Standard Utility Allowances (SUAs) are standardized utility expense figures used in place of actual utility costs to calculate a household's total shelter costs. (High shelter costs can result in a deduction from a household's net income, which can mean a higher SNAP allotment.) States calculate SUAs based on average utility costs in the State, or in local areas of the State. SNAP rules require States to annually update their SUAs to reflect changes in actual utility costs.
It is generally in a household's interest to use the SUA, as SUAs are designed to capture utility costs experienced by most households. Most States have elected to make their SUAs mandatory in order to simplify the SNAP certification process.
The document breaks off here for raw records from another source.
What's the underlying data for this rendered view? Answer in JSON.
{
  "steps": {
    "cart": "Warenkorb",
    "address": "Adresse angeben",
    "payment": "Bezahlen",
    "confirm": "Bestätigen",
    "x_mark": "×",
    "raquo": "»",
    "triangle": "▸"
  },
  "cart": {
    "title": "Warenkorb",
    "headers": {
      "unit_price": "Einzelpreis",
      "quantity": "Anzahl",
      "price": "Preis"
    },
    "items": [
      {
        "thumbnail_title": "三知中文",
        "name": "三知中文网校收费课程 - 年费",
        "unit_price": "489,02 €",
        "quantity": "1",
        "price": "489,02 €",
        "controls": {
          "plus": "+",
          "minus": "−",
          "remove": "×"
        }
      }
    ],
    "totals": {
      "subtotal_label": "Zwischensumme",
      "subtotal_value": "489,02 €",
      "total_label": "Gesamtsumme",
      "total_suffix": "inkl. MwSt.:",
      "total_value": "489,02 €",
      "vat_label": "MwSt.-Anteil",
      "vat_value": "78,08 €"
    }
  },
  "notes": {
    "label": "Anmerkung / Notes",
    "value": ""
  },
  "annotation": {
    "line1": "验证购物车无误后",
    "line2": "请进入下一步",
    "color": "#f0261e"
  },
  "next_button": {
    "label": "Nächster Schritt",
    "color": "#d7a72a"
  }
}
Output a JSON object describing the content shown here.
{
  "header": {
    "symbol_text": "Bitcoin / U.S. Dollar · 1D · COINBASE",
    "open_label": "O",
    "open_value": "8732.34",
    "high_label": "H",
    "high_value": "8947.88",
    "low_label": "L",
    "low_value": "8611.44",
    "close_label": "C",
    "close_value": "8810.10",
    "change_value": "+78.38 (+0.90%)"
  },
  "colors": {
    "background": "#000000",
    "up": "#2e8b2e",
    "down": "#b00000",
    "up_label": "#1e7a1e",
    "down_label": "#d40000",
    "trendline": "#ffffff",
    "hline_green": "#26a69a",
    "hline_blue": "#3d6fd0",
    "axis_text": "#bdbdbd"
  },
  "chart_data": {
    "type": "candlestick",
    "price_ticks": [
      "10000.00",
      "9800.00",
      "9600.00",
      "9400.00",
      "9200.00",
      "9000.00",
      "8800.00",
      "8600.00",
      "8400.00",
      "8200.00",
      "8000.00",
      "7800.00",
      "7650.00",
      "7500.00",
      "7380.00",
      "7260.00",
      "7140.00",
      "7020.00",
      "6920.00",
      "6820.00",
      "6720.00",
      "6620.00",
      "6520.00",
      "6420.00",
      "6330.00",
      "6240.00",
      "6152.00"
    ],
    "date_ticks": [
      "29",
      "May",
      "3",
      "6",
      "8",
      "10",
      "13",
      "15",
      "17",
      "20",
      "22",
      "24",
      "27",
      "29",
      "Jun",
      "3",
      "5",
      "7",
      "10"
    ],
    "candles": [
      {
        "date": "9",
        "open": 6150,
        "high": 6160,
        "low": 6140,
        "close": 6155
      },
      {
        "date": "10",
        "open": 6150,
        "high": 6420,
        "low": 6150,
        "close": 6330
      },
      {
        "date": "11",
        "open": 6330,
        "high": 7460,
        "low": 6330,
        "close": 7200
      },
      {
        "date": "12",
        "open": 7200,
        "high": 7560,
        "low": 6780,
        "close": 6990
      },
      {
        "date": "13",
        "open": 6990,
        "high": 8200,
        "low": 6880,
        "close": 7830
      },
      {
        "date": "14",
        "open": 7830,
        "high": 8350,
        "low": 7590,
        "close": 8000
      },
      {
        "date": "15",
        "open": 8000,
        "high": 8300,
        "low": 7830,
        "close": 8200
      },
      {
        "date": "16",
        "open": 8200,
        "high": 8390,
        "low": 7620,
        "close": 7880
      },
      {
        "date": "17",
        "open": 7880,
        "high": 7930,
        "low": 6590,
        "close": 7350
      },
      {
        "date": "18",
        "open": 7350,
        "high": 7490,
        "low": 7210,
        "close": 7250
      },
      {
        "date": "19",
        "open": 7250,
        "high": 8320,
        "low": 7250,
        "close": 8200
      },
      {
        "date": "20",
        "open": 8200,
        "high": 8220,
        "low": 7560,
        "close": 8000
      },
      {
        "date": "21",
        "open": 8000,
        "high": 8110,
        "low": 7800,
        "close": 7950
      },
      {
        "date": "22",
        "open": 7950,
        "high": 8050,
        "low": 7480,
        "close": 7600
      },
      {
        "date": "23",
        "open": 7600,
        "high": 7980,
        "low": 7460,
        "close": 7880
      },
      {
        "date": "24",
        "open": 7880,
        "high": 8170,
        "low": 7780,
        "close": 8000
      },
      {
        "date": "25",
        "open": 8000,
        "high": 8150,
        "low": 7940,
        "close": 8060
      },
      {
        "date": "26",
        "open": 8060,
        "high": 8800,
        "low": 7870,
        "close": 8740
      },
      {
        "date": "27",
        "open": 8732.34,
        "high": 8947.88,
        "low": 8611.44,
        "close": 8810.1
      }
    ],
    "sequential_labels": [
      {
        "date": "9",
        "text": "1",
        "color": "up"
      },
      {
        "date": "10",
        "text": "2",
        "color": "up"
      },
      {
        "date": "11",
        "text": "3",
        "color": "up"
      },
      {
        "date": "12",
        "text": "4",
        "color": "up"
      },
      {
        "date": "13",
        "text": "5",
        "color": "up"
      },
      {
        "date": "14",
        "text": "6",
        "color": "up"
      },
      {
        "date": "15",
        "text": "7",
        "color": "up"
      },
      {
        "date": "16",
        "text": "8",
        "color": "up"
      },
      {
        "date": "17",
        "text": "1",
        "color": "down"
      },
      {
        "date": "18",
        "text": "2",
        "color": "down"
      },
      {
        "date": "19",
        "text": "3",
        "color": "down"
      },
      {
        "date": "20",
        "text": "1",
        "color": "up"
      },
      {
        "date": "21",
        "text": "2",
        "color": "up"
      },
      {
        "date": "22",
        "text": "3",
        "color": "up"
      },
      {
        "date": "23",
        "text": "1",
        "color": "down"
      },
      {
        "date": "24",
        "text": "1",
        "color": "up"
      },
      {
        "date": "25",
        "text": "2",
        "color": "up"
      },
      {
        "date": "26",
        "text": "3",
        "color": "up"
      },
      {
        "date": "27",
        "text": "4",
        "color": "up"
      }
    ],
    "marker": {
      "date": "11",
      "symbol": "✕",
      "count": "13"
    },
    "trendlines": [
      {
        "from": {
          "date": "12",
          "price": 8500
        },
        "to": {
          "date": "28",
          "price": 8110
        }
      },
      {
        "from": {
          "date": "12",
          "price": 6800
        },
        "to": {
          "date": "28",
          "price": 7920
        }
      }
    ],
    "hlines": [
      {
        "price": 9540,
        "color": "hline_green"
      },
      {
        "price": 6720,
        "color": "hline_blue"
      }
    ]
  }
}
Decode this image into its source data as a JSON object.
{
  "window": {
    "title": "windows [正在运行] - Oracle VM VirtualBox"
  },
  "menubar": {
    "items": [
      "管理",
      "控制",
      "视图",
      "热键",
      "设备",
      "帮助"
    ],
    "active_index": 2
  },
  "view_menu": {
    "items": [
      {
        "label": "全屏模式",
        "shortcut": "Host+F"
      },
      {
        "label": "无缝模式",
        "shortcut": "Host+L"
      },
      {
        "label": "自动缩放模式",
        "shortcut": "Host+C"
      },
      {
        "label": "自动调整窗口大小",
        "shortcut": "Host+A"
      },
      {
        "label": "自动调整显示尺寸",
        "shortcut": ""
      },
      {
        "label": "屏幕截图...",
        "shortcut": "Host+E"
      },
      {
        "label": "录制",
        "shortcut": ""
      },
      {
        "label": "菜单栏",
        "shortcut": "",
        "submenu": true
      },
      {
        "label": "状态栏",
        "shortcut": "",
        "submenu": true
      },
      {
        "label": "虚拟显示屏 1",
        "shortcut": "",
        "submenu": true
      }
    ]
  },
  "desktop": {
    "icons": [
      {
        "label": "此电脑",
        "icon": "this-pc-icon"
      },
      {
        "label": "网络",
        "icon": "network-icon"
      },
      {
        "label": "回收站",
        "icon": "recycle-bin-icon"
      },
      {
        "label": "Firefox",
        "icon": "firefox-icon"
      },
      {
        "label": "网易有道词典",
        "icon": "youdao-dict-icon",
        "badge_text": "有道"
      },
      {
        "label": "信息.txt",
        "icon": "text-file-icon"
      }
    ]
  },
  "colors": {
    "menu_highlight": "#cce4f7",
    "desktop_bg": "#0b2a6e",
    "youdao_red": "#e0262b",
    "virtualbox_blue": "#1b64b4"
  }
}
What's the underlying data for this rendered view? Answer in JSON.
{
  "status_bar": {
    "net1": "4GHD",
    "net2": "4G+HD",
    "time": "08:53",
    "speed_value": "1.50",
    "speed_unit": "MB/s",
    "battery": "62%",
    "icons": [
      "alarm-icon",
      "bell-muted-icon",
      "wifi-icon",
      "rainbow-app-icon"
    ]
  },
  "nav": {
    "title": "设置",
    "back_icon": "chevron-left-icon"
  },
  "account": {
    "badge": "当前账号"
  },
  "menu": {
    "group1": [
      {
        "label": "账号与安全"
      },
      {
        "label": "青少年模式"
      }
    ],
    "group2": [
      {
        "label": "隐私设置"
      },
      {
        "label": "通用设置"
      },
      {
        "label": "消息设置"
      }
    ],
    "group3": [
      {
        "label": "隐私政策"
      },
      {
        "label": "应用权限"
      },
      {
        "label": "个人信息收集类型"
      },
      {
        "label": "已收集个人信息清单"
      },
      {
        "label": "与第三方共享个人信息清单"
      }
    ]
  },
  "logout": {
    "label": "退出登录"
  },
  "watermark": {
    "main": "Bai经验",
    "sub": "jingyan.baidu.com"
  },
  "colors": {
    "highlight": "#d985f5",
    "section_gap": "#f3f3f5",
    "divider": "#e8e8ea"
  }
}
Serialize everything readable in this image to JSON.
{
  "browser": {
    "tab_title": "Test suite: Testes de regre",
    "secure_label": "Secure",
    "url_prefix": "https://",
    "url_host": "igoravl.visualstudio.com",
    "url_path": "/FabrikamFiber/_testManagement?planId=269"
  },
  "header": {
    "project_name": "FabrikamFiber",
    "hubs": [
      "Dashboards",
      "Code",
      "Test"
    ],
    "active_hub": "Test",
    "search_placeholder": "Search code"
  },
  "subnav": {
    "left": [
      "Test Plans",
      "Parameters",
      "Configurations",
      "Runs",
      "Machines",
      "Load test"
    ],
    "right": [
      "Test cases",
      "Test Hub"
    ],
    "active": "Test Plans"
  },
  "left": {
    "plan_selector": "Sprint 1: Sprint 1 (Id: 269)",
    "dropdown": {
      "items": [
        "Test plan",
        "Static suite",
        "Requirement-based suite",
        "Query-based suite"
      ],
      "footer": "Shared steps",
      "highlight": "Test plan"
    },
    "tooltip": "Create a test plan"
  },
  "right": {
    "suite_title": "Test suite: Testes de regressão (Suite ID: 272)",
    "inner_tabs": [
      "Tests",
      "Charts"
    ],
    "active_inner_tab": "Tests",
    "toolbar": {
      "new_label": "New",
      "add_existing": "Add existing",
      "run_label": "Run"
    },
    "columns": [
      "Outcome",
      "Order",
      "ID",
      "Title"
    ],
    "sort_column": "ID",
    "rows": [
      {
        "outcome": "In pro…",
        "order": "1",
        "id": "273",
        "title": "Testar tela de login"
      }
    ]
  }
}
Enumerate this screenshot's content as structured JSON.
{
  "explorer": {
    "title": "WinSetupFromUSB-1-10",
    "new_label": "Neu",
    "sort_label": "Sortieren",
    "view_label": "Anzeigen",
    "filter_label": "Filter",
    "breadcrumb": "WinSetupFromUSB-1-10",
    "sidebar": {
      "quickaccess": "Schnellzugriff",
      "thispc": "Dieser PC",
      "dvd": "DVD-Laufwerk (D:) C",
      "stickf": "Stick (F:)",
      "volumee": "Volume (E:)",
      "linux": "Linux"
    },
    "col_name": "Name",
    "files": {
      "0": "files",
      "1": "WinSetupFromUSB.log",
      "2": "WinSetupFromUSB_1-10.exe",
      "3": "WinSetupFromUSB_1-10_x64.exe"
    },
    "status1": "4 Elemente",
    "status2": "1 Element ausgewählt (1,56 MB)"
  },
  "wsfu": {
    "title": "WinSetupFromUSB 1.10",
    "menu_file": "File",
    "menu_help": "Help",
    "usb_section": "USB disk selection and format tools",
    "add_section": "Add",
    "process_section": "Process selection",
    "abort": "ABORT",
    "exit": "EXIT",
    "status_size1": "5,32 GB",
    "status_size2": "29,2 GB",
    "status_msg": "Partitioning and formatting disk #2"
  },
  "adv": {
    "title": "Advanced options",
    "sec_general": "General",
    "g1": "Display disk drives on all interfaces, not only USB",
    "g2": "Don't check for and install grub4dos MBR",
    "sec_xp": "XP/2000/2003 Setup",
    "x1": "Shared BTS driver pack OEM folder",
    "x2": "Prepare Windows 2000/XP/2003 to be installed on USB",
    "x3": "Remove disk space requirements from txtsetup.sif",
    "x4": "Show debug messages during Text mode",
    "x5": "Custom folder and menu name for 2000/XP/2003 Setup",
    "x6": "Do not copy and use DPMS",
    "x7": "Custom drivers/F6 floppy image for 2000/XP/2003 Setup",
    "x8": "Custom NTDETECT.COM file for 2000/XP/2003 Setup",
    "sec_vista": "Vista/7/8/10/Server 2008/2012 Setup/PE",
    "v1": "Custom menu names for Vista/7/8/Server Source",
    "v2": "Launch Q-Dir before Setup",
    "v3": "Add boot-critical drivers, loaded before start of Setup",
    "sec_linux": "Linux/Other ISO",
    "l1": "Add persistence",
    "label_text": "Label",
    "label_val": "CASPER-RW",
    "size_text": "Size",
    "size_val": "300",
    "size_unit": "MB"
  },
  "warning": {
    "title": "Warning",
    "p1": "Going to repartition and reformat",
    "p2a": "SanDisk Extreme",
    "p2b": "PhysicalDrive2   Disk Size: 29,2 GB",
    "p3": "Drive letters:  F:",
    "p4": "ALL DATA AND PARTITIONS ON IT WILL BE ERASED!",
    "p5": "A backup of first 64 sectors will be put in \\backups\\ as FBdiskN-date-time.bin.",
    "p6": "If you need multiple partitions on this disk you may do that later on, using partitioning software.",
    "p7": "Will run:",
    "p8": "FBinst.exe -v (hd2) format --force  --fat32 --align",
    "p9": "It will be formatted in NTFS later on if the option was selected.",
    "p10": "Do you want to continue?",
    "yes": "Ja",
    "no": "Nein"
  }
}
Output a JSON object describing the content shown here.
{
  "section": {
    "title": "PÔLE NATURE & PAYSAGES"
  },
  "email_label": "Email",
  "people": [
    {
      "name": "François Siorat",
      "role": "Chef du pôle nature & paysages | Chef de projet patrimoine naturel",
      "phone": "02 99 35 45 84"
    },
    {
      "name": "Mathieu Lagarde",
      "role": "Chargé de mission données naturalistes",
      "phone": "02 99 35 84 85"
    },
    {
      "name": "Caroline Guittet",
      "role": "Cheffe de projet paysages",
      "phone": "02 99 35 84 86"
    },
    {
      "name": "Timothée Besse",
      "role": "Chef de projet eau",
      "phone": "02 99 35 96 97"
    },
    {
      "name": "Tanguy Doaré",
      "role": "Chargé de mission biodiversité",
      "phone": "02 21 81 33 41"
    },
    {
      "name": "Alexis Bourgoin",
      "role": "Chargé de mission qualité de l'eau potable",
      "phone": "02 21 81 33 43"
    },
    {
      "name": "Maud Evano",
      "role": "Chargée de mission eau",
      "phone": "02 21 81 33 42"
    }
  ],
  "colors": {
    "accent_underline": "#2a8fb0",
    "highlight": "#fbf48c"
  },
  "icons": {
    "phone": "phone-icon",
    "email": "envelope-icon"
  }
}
In States with mandatory SUAs, the household may not claim actual expenses in lieu of the allowance for which it qualifies. In States with optional SUAs, a household can elect to claim actual utility expenses, but must provide documentation, such as utility bills, to verify all the costs that it claims. The data presented here represent State SUAs for Federal Fiscal Year 2016 as provided by FNS Regional Offices.
|SUA Table (.pdf format)|
Different states use different terms to describe these allowances. For the purposes of this table:
HCSUA is a multi-utility allowance that always includes heating and cooling.
LUA is a multi-utility allowance that never includes heating or cooling.
In Arizona, Guam, Hawaii, North Carolina, Tennessee, Virginia the SUA’s vary based upon the SNAP household’s size. In Alaska and New York, the SUA’s vary based upon location.